Example Input [1, 2, 2, 4, 3, 1, 5], k = 2 Output: [1, 2]
Brute force
A relatively brute-force solution is to create a frequency hashmap, sort the results by frequency and return the top k results in the sequence. Runtime: O(nlogn)
due to sorting all entries.
Optimization 1: use max heap
Conceptually we don’t care for sorting all entries in the frequency map, when we need fewer than n results. So instead we could use max heap which performs comparisons based on frequency and take k values from it. Considering than we can construct the heap in O(n)
time, it would require O(k)
retrievals each costing O(logn)
. So resulting complexity is O(klogn)
. This is an improvement because k <= n, but it turns out that we can do better.
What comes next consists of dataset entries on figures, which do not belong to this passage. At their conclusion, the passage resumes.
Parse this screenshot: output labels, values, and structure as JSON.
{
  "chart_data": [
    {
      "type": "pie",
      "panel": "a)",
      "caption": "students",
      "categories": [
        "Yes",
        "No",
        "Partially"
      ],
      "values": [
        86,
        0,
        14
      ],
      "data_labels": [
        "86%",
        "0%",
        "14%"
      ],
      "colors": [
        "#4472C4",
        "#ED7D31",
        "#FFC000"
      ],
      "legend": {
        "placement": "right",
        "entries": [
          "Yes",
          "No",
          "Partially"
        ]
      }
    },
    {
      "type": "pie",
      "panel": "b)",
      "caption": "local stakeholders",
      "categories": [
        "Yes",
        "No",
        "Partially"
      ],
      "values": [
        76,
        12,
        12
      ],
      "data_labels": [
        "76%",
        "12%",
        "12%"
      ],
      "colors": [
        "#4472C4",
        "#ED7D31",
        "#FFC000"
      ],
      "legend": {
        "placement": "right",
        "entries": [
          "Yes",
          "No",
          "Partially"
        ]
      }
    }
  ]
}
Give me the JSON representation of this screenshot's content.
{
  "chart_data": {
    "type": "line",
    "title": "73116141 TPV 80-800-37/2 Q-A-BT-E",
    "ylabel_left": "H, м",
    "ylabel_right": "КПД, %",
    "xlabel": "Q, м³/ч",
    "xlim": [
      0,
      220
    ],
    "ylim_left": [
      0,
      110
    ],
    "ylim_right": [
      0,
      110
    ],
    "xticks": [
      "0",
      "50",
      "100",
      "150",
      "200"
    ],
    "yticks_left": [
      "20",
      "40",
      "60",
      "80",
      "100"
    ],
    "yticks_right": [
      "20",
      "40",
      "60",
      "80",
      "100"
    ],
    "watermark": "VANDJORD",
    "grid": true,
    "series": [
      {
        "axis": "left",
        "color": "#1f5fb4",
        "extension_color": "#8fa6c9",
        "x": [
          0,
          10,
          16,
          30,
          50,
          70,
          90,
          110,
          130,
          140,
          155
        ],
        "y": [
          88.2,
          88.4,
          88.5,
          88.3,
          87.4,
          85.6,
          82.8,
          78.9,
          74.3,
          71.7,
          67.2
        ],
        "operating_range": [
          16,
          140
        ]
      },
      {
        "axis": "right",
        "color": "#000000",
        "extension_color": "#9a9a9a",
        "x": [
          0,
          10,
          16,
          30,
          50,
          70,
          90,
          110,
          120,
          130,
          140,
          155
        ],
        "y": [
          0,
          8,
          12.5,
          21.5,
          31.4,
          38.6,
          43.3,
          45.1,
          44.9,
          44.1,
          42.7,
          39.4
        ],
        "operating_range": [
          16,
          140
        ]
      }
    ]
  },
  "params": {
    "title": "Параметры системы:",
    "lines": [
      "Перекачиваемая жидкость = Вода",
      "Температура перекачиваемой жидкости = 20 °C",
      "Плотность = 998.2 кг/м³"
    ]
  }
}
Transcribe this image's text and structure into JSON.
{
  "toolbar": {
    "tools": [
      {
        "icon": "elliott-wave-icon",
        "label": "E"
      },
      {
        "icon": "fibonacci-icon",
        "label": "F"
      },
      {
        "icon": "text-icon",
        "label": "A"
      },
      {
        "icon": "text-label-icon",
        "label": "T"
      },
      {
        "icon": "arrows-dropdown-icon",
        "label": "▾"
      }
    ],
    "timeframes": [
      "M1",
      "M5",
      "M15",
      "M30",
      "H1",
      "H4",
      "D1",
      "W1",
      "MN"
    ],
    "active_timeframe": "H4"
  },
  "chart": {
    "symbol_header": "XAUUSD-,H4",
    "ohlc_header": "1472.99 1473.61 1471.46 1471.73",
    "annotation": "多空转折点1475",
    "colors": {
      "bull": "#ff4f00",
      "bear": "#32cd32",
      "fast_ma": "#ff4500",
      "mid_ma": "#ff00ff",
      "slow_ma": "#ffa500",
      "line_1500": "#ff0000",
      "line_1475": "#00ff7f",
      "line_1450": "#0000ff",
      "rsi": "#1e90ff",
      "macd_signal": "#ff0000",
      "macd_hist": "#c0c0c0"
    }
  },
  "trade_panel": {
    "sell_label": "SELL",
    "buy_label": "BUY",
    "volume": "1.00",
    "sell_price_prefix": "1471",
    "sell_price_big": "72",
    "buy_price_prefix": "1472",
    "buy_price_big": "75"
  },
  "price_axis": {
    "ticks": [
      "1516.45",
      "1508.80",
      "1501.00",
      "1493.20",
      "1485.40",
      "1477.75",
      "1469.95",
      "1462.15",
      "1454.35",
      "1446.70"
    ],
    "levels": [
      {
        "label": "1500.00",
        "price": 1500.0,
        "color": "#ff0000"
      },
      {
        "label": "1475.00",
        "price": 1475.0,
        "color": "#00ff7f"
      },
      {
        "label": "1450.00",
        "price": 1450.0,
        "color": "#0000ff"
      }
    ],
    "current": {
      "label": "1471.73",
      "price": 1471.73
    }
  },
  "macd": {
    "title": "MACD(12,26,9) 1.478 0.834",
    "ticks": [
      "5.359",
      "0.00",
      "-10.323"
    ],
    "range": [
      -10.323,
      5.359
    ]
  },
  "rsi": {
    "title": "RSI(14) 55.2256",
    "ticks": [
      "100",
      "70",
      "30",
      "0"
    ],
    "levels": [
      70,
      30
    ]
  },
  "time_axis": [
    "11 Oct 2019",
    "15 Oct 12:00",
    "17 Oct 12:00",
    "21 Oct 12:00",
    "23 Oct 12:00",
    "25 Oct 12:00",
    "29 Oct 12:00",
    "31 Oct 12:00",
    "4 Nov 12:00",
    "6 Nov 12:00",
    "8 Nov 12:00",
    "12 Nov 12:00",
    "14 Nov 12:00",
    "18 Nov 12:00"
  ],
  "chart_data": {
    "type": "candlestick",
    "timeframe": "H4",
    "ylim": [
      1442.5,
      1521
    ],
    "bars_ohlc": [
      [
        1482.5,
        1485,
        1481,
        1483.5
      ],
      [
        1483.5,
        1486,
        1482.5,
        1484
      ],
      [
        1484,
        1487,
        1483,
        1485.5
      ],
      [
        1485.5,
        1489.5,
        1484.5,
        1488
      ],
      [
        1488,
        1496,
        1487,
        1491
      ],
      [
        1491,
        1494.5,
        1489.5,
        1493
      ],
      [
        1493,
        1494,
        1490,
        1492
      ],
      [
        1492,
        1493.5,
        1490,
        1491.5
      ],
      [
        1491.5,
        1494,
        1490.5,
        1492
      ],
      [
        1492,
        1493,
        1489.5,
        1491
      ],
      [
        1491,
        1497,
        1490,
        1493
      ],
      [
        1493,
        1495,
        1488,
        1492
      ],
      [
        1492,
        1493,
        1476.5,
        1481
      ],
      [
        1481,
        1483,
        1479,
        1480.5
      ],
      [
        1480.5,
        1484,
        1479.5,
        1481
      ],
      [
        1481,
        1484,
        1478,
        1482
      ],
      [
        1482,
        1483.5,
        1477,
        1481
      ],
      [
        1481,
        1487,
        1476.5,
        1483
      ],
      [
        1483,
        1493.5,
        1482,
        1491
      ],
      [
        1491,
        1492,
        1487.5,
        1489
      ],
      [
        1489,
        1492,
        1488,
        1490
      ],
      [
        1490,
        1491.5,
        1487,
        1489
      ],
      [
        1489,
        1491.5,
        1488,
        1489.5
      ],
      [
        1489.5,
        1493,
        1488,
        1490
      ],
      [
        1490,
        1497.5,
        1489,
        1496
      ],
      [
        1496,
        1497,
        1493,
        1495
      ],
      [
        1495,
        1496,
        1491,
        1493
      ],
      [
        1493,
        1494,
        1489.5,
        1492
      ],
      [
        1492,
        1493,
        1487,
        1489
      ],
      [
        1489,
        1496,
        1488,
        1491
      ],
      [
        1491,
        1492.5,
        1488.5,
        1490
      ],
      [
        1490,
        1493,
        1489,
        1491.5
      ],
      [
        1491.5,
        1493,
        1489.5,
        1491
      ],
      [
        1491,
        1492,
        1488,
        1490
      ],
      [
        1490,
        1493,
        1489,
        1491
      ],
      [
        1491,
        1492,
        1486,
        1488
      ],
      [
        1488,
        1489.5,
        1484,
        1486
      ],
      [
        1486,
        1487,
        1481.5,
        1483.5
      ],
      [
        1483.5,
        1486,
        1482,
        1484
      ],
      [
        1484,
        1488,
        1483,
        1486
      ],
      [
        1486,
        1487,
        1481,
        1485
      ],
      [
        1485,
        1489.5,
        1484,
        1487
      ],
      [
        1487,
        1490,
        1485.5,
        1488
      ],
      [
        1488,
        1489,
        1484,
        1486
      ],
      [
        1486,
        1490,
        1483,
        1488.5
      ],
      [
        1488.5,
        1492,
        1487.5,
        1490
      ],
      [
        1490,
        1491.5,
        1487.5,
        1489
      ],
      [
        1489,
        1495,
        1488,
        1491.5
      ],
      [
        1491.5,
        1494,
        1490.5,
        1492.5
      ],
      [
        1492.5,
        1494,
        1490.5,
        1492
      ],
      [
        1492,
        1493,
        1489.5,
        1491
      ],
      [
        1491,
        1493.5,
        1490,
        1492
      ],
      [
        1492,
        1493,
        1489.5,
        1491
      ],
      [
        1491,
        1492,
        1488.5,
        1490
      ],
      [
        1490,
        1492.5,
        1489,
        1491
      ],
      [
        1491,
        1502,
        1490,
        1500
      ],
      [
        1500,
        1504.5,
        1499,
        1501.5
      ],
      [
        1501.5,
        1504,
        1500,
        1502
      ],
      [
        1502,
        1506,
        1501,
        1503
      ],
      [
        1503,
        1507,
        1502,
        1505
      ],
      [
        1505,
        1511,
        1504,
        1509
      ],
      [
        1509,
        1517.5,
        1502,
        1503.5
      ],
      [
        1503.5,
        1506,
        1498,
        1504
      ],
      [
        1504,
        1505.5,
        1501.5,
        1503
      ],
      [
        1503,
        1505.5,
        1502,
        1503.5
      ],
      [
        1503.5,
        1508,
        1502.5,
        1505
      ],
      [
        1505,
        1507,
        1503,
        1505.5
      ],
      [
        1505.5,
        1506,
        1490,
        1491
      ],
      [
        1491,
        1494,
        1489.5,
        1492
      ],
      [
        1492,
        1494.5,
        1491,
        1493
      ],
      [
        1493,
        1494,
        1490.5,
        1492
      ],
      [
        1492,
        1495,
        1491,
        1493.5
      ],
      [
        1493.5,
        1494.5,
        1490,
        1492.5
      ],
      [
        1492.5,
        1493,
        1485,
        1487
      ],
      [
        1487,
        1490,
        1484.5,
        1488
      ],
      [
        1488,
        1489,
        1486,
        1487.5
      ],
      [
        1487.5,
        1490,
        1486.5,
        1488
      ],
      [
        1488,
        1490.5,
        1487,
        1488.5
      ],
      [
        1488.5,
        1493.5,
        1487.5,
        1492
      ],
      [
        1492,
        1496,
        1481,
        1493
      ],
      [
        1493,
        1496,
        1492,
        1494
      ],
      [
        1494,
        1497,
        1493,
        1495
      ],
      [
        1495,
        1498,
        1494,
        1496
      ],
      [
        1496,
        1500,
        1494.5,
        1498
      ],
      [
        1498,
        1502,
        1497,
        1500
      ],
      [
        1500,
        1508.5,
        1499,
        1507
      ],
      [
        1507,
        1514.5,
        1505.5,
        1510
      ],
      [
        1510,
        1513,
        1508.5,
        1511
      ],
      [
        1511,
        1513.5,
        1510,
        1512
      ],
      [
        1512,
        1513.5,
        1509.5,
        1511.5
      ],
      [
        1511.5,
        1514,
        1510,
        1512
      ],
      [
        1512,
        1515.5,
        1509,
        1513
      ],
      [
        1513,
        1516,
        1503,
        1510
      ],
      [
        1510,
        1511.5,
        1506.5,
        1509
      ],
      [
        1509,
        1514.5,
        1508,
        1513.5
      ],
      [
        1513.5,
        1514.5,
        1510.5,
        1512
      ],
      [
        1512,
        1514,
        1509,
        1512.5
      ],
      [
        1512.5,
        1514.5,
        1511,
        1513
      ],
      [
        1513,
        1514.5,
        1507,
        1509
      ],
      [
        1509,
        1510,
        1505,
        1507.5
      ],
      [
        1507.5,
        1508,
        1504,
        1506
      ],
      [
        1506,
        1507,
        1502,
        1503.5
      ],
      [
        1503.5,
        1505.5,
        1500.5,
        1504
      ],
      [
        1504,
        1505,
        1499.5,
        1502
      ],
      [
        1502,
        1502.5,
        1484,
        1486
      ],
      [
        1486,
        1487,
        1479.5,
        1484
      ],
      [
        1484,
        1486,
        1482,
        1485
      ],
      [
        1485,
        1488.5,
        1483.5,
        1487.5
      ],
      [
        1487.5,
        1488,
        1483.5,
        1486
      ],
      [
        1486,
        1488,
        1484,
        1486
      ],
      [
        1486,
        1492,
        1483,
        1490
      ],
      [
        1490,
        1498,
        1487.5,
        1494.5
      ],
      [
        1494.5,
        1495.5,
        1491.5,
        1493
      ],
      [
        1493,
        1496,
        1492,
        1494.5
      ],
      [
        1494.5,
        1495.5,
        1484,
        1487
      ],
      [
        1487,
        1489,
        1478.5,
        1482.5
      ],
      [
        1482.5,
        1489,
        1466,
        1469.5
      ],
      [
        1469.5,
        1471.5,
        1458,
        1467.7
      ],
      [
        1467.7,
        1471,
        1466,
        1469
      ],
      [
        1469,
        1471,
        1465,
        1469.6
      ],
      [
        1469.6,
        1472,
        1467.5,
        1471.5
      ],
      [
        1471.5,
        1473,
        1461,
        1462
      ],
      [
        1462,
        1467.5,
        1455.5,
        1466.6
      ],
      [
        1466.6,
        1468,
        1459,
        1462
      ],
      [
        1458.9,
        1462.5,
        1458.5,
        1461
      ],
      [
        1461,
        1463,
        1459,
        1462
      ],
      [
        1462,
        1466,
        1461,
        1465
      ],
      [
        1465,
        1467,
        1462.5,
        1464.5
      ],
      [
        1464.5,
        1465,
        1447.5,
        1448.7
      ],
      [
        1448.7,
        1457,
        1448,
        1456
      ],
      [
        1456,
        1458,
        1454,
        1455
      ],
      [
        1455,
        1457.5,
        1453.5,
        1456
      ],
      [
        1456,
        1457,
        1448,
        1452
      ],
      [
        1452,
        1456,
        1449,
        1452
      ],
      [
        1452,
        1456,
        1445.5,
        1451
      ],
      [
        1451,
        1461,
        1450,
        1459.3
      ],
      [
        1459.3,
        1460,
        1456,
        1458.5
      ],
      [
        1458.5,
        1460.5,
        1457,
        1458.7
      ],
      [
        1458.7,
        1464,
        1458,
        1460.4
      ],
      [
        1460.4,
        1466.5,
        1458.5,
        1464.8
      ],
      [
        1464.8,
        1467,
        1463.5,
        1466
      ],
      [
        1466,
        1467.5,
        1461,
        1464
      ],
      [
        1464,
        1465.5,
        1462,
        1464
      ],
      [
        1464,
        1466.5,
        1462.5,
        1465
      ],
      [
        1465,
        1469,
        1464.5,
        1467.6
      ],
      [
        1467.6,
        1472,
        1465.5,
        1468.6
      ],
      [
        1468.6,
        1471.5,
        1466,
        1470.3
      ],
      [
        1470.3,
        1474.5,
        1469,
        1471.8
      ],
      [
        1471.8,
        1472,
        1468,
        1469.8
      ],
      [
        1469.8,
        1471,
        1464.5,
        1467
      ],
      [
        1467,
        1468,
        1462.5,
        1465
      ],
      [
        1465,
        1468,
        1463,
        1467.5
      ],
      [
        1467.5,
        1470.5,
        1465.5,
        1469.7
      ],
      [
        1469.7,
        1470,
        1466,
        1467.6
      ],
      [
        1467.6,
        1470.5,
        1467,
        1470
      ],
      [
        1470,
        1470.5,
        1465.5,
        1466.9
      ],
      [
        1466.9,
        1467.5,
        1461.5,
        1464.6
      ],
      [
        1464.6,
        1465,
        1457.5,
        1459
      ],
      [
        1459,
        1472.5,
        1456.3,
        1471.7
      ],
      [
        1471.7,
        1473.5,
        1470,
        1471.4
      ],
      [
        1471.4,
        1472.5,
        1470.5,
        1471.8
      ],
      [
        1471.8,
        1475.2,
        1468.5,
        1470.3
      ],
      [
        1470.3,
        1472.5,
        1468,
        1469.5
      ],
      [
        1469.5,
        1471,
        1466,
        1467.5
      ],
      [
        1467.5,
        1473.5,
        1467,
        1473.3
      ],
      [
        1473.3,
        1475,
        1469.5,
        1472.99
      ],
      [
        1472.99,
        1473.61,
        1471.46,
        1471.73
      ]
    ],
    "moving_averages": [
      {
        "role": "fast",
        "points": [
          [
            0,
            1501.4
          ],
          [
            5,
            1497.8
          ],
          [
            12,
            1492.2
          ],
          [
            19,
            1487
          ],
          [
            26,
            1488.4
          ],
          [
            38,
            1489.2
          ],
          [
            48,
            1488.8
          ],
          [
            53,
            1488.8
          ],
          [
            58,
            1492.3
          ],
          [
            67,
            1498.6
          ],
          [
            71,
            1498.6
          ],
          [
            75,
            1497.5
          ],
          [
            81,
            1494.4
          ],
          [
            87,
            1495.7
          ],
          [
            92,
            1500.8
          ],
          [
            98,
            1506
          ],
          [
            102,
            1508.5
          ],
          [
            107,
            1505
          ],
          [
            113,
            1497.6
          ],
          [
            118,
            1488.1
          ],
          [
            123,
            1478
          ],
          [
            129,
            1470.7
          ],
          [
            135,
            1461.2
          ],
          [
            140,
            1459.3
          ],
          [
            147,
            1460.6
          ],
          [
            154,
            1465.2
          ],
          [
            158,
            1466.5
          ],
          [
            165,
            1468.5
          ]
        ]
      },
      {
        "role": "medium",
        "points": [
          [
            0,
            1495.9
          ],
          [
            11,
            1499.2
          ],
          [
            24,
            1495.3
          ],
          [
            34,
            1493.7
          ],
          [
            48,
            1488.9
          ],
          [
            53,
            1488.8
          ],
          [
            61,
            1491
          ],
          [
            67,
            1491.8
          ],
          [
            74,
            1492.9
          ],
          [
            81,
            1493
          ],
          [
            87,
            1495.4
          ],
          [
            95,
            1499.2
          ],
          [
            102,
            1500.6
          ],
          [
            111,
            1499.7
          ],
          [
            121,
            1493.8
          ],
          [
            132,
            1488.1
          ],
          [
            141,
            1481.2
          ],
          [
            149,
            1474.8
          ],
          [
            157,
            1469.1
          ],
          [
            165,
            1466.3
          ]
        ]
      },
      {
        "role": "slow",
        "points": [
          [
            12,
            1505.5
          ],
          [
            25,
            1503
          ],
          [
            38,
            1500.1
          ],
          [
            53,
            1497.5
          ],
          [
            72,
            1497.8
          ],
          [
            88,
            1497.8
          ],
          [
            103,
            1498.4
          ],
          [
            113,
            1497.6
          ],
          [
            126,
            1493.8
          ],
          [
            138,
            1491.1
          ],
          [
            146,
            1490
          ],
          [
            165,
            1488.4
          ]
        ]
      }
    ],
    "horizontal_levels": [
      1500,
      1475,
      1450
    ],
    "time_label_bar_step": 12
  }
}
Optimization 2: bucket sort
We can trade space for time complexity by using the knowledge that the maximal frequency of any element will be the length of the list. We can allocate an array to store lists of keys at position corresponding to the frequency of those elements. This way we can scan across our buckets in reverse to obtain k most frequent elemnts
K most frequent in stream
This problem can be extended a system design question where the array cannot possibly fit into the memory of a single machine. There are two approaches we can take then: use optimization 1 + shard and lossy counting.
Sharding
We can instantiate N machines and shard the items in the stream using the modulo operation i.e. hash(item) % N = X, X correspoding to the index of the machine. To produce k largest, we query each instance and merge the sorted lists items.
Lossy counting
Divide the stream into frames, for each frame, count frequences and decrease by 1 then move to next frame. We evict items whose frequencies drop to 0. The idea being that items with low frequency will have low probability of staying in the frequency map. This is a great improvement over the previous approach because we can store the results on one machine. Though this approach doesn’t seem like it’ll work for a stream of homogenous frequencies.